Es curioso, sin embargo, que no reflejó tales títulos en sus monedas, en las que mantuvo, hasta 1063, la referencia hammudí, como vínculo legitimador, aun cuando sus califas ya se habían extinguido. Es sabido que la acuñación de moneda es signo del Estado y que la limitación con que los reinos de taifas emitieron es manifestación de su fragilidad estatal. No solo faltó en general buen oro excepto en algunos dinares de Zaragoza y Sevilla, en fracciones de dinar en ciertas taifas, y en los dinares de los hammudíes, sino que algunas taifas nunca acuñaron tipo alguno de moneda e incluso las que sí lo hicieron no mantuvieron emisiones a lo largo de todo su reinado.

Habus b. Maksan Zirí murió sin haber acuñado moneda en su nombre. En cambio, supeditadas las taifas de beréberes a los califas Hammudíes, aunque fuera simbólicamente, de ellas solo la taifa de Granada emitió moneda, desde 1058-59 hasta 1081-82, ya con posterioridad al final de los Hammudíes manteniendo siempre la referencia expresa a estos, los cuales venidos del Magreb, habían acuñado moneda primero en Córdoba (1016-1026) y luego en Málaga, dejando claro su convencimiento de legitimidad.

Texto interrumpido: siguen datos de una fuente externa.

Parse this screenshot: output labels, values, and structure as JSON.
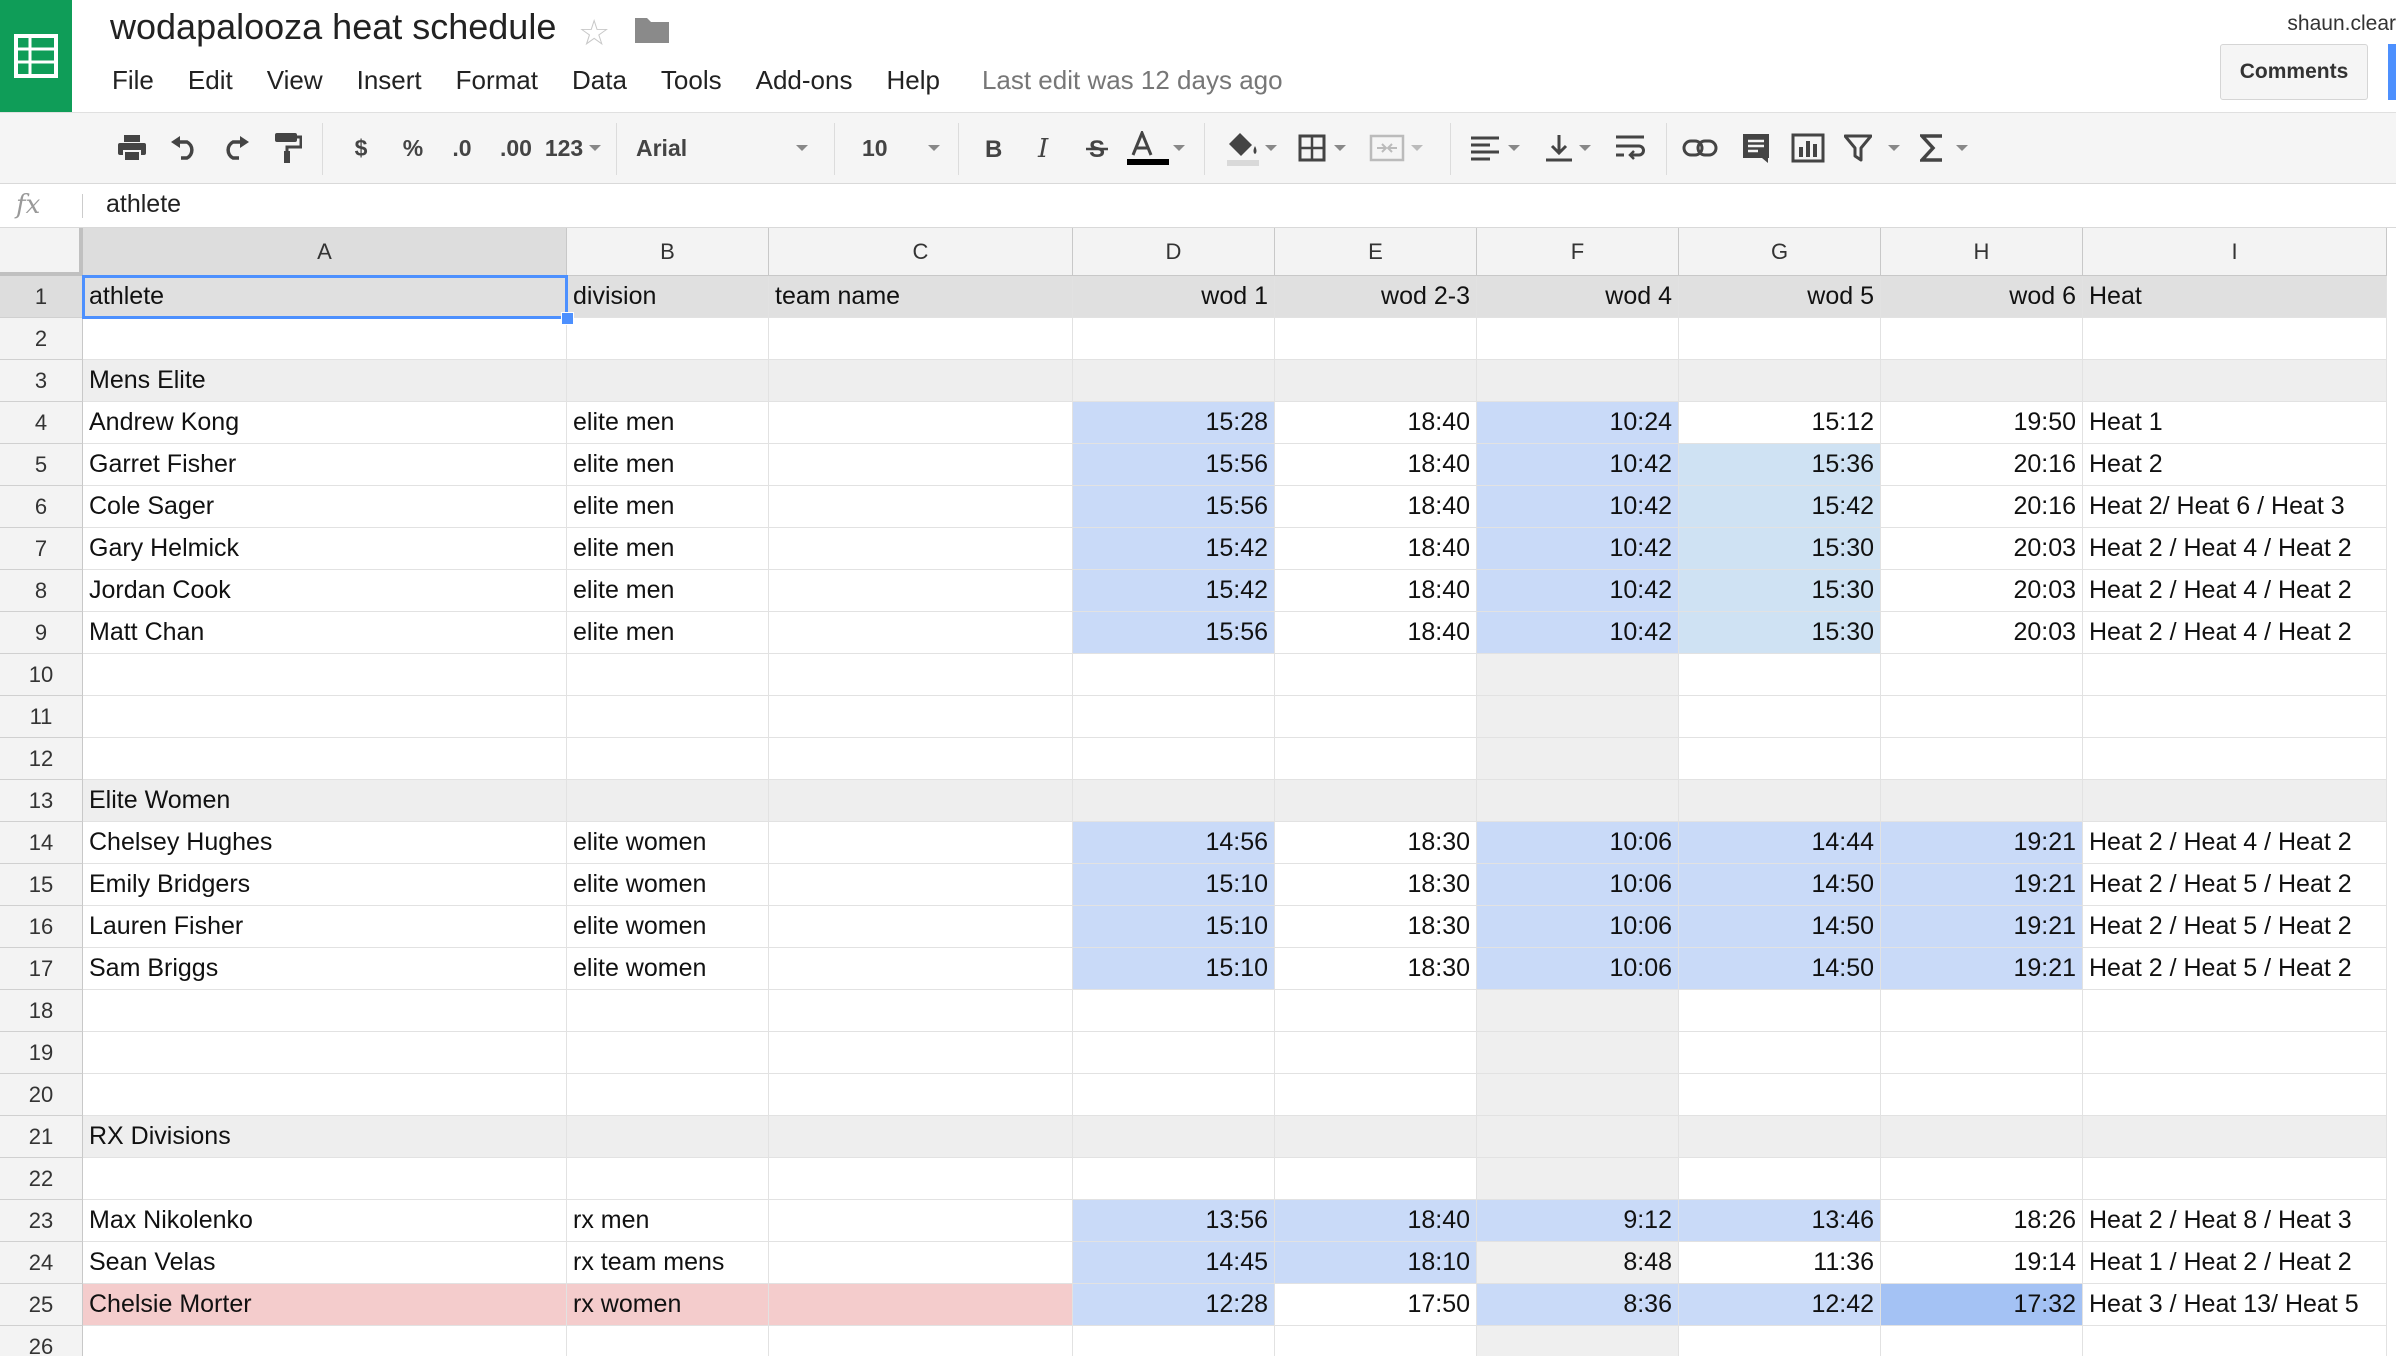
{
  "header": {
    "title": "wodapalooza heat schedule",
    "menu": [
      "File",
      "Edit",
      "View",
      "Insert",
      "Format",
      "Data",
      "Tools",
      "Add-ons",
      "Help"
    ],
    "last_edit": "Last edit was 12 days ago",
    "user": "shaun.clear",
    "comments_label": "Comments"
  },
  "toolbar": {
    "currency": "$",
    "percent": "%",
    "decrease_decimals": ".0",
    "increase_decimals": ".00",
    "more_formats": "123",
    "font": "Arial",
    "font_size": "10"
  },
  "formula_bar": {
    "fx": "fx",
    "value": "athlete"
  },
  "grid": {
    "columns": [
      "A",
      "B",
      "C",
      "D",
      "E",
      "F",
      "G",
      "H",
      "I"
    ],
    "selected_cell": "A1",
    "colors": {
      "header_row": "#e0e0e0",
      "section_row": "#eeeeee",
      "time_blue": "#c9daf8",
      "time_light_blue": "#cfe2f3",
      "time_dark_blue": "#a4c2f4",
      "gray_cell": "#efefef",
      "highlight_row": "#f4cccc"
    },
    "rows": [
      {
        "n": "1",
        "kind": "header",
        "cells": [
          "athlete",
          "division",
          "team name",
          "wod 1",
          "wod 2-3",
          "wod 4",
          "wod 5",
          "wod 6",
          "Heat"
        ]
      },
      {
        "n": "2",
        "kind": "blank",
        "cells": [
          "",
          "",
          "",
          "",
          "",
          "",
          "",
          "",
          ""
        ]
      },
      {
        "n": "3",
        "kind": "section",
        "cells": [
          "Mens Elite",
          "",
          "",
          "",
          "",
          "",
          "",
          "",
          ""
        ]
      },
      {
        "n": "4",
        "kind": "data",
        "cells": [
          "Andrew Kong",
          "elite men",
          "",
          "15:28",
          "18:40",
          "10:24",
          "15:12",
          "19:50",
          "Heat 1"
        ],
        "fills": [
          "",
          "",
          "",
          "blue",
          "",
          "blue",
          "",
          "",
          ""
        ]
      },
      {
        "n": "5",
        "kind": "data",
        "cells": [
          "Garret Fisher",
          "elite men",
          "",
          "15:56",
          "18:40",
          "10:42",
          "15:36",
          "20:16",
          "Heat 2"
        ],
        "fills": [
          "",
          "",
          "",
          "blue",
          "",
          "blue",
          "lightblue",
          "",
          ""
        ]
      },
      {
        "n": "6",
        "kind": "data",
        "cells": [
          "Cole Sager",
          "elite men",
          "",
          "15:56",
          "18:40",
          "10:42",
          "15:42",
          "20:16",
          "Heat 2/ Heat 6 / Heat 3"
        ],
        "fills": [
          "",
          "",
          "",
          "blue",
          "",
          "blue",
          "lightblue",
          "",
          ""
        ]
      },
      {
        "n": "7",
        "kind": "data",
        "cells": [
          "Gary Helmick",
          "elite men",
          "",
          "15:42",
          "18:40",
          "10:42",
          "15:30",
          "20:03",
          "Heat 2 / Heat 4 / Heat 2"
        ],
        "fills": [
          "",
          "",
          "",
          "blue",
          "",
          "blue",
          "lightblue",
          "",
          ""
        ]
      },
      {
        "n": "8",
        "kind": "data",
        "cells": [
          "Jordan Cook",
          "elite men",
          "",
          "15:42",
          "18:40",
          "10:42",
          "15:30",
          "20:03",
          "Heat 2 / Heat 4 / Heat 2"
        ],
        "fills": [
          "",
          "",
          "",
          "blue",
          "",
          "blue",
          "lightblue",
          "",
          ""
        ]
      },
      {
        "n": "9",
        "kind": "data",
        "cells": [
          "Matt Chan",
          "elite men",
          "",
          "15:56",
          "18:40",
          "10:42",
          "15:30",
          "20:03",
          "Heat 2 / Heat 4 / Heat 2"
        ],
        "fills": [
          "",
          "",
          "",
          "blue",
          "",
          "blue",
          "lightblue",
          "",
          ""
        ]
      },
      {
        "n": "10",
        "kind": "blank",
        "cells": [
          "",
          "",
          "",
          "",
          "",
          "",
          "",
          "",
          ""
        ],
        "fills": [
          "",
          "",
          "",
          "",
          "",
          "gray",
          "",
          "",
          ""
        ]
      },
      {
        "n": "11",
        "kind": "blank",
        "cells": [
          "",
          "",
          "",
          "",
          "",
          "",
          "",
          "",
          ""
        ],
        "fills": [
          "",
          "",
          "",
          "",
          "",
          "gray",
          "",
          "",
          ""
        ]
      },
      {
        "n": "12",
        "kind": "blank",
        "cells": [
          "",
          "",
          "",
          "",
          "",
          "",
          "",
          "",
          ""
        ],
        "fills": [
          "",
          "",
          "",
          "",
          "",
          "gray",
          "",
          "",
          ""
        ]
      },
      {
        "n": "13",
        "kind": "section",
        "cells": [
          "Elite Women",
          "",
          "",
          "",
          "",
          "",
          "",
          "",
          ""
        ]
      },
      {
        "n": "14",
        "kind": "data",
        "cells": [
          "Chelsey Hughes",
          "elite women",
          "",
          "14:56",
          "18:30",
          "10:06",
          "14:44",
          "19:21",
          "Heat 2 / Heat 4 / Heat 2"
        ],
        "fills": [
          "",
          "",
          "",
          "blue",
          "",
          "blue",
          "blue",
          "blue",
          ""
        ]
      },
      {
        "n": "15",
        "kind": "data",
        "cells": [
          "Emily Bridgers",
          "elite women",
          "",
          "15:10",
          "18:30",
          "10:06",
          "14:50",
          "19:21",
          "Heat 2 / Heat 5 / Heat 2"
        ],
        "fills": [
          "",
          "",
          "",
          "blue",
          "",
          "blue",
          "blue",
          "blue",
          ""
        ]
      },
      {
        "n": "16",
        "kind": "data",
        "cells": [
          "Lauren Fisher",
          "elite women",
          "",
          "15:10",
          "18:30",
          "10:06",
          "14:50",
          "19:21",
          "Heat 2 / Heat 5 / Heat 2"
        ],
        "fills": [
          "",
          "",
          "",
          "blue",
          "",
          "blue",
          "blue",
          "blue",
          ""
        ]
      },
      {
        "n": "17",
        "kind": "data",
        "cells": [
          "Sam Briggs",
          "elite women",
          "",
          "15:10",
          "18:30",
          "10:06",
          "14:50",
          "19:21",
          "Heat 2 / Heat 5 / Heat 2"
        ],
        "fills": [
          "",
          "",
          "",
          "blue",
          "",
          "blue",
          "blue",
          "blue",
          ""
        ]
      },
      {
        "n": "18",
        "kind": "blank",
        "cells": [
          "",
          "",
          "",
          "",
          "",
          "",
          "",
          "",
          ""
        ],
        "fills": [
          "",
          "",
          "",
          "",
          "",
          "gray",
          "",
          "",
          ""
        ]
      },
      {
        "n": "19",
        "kind": "blank",
        "cells": [
          "",
          "",
          "",
          "",
          "",
          "",
          "",
          "",
          ""
        ],
        "fills": [
          "",
          "",
          "",
          "",
          "",
          "gray",
          "",
          "",
          ""
        ]
      },
      {
        "n": "20",
        "kind": "blank",
        "cells": [
          "",
          "",
          "",
          "",
          "",
          "",
          "",
          "",
          ""
        ],
        "fills": [
          "",
          "",
          "",
          "",
          "",
          "gray",
          "",
          "",
          ""
        ]
      },
      {
        "n": "21",
        "kind": "section",
        "cells": [
          "RX Divisions",
          "",
          "",
          "",
          "",
          "",
          "",
          "",
          ""
        ]
      },
      {
        "n": "22",
        "kind": "blank",
        "cells": [
          "",
          "",
          "",
          "",
          "",
          "",
          "",
          "",
          ""
        ],
        "fills": [
          "",
          "",
          "",
          "",
          "",
          "gray",
          "",
          "",
          ""
        ]
      },
      {
        "n": "23",
        "kind": "data",
        "cells": [
          "Max Nikolenko",
          "rx men",
          "",
          "13:56",
          "18:40",
          "9:12",
          "13:46",
          "18:26",
          "Heat 2 / Heat 8 / Heat 3"
        ],
        "fills": [
          "",
          "",
          "",
          "blue",
          "blue",
          "blue",
          "blue",
          "",
          ""
        ]
      },
      {
        "n": "24",
        "kind": "data",
        "cells": [
          "Sean Velas",
          "rx team mens",
          "",
          "14:45",
          "18:10",
          "8:48",
          "11:36",
          "19:14",
          "Heat 1 / Heat 2 / Heat 2"
        ],
        "fills": [
          "",
          "",
          "",
          "blue",
          "blue",
          "gray",
          "",
          "",
          ""
        ]
      },
      {
        "n": "25",
        "kind": "data",
        "cells": [
          "Chelsie Morter",
          "rx women",
          "",
          "12:28",
          "17:50",
          "8:36",
          "12:42",
          "17:32",
          "Heat 3  / Heat 13/ Heat 5"
        ],
        "fills": [
          "red",
          "red",
          "red",
          "blue",
          "",
          "blue",
          "blue",
          "darkblue",
          ""
        ]
      },
      {
        "n": "26",
        "kind": "blank",
        "cells": [
          "",
          "",
          "",
          "",
          "",
          "",
          "",
          "",
          ""
        ],
        "fills": [
          "",
          "",
          "",
          "",
          "",
          "gray",
          "",
          "",
          ""
        ]
      }
    ]
  }
}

En lo que se refiere al hecho de la sucesión, algunas de las monedas de Badis, sin fecha, señalan como presunto heredero a su hijo Buluggin, muerto en 1063-64. Pero Badis tenía también a su hijo Maksan, que gobernaba Jaén con autonomía ascendente, el cual, como ya se ha dicho, perdió la oportunidad de ser nombrado heredero. Y tenía dos nietos, descendientes de Buluggin: el mayor, Tamim, al Muizz al Mustansir, y el siguiente, Abdállah, que habría de convertirse en el último emir de la taifa granadina.

Parece evidente que el primero de ellos nunca llegó a ser designado sucesor por su abuelo. Residía en Málaga, donde Badis había nombrado a un jeque sinhayí para que se hiciera cargo del control del lugar hasta que el príncipe tuviera edad para gobernar. En 1073 comenzó el gobierno de aquél, al tiempo que su hermano Abdállah accedió al trono de Granada. Tamim se fue distanciando de su hermano, llegando el enfrentamiento a serias controversias que acabó arbitrando y usando en su propio beneficio el emir de los almorávides, Yusuf b. Tasufin, desde sus intervenciones en al Andalus desde 1086.

Según algunas fuentes, fue Badis un gobernante admirado por personajes influyentes de su época debido, entre otras razones, a su ecuanimidad, esta fue ensalzada incluso en anécdotas de adab que cabe recordar. El autor de la obra Kitab al Uaharat al mantura, b. Simak (s. XIV), que pertenecía a una ilustre familia de caídes y juristas en Málaga y Granada, redactó esta obra de prosa edificante con cien ejemplos o historias, de los cuales treinta y ocho se dedican a temas andalusíes.

Solo dos historias se refieren a la Granada de su tiempo, y de ellas una se dedica a loar al emir Badis b. Habus, quien, en el correcto desempeño de su responsabilidad en materia jurídica, impuso el castigo merecido a un sobrino que había sido denunciado por el rapto de una mujer M. Guillén Monje, Dos azahares sobre Granada, 237.

ROLDÁN CASTRO, Fátima, Diccionario Biográfico Español, Real Academia de la Historia, 2010, Vol VI, págs. 493-497.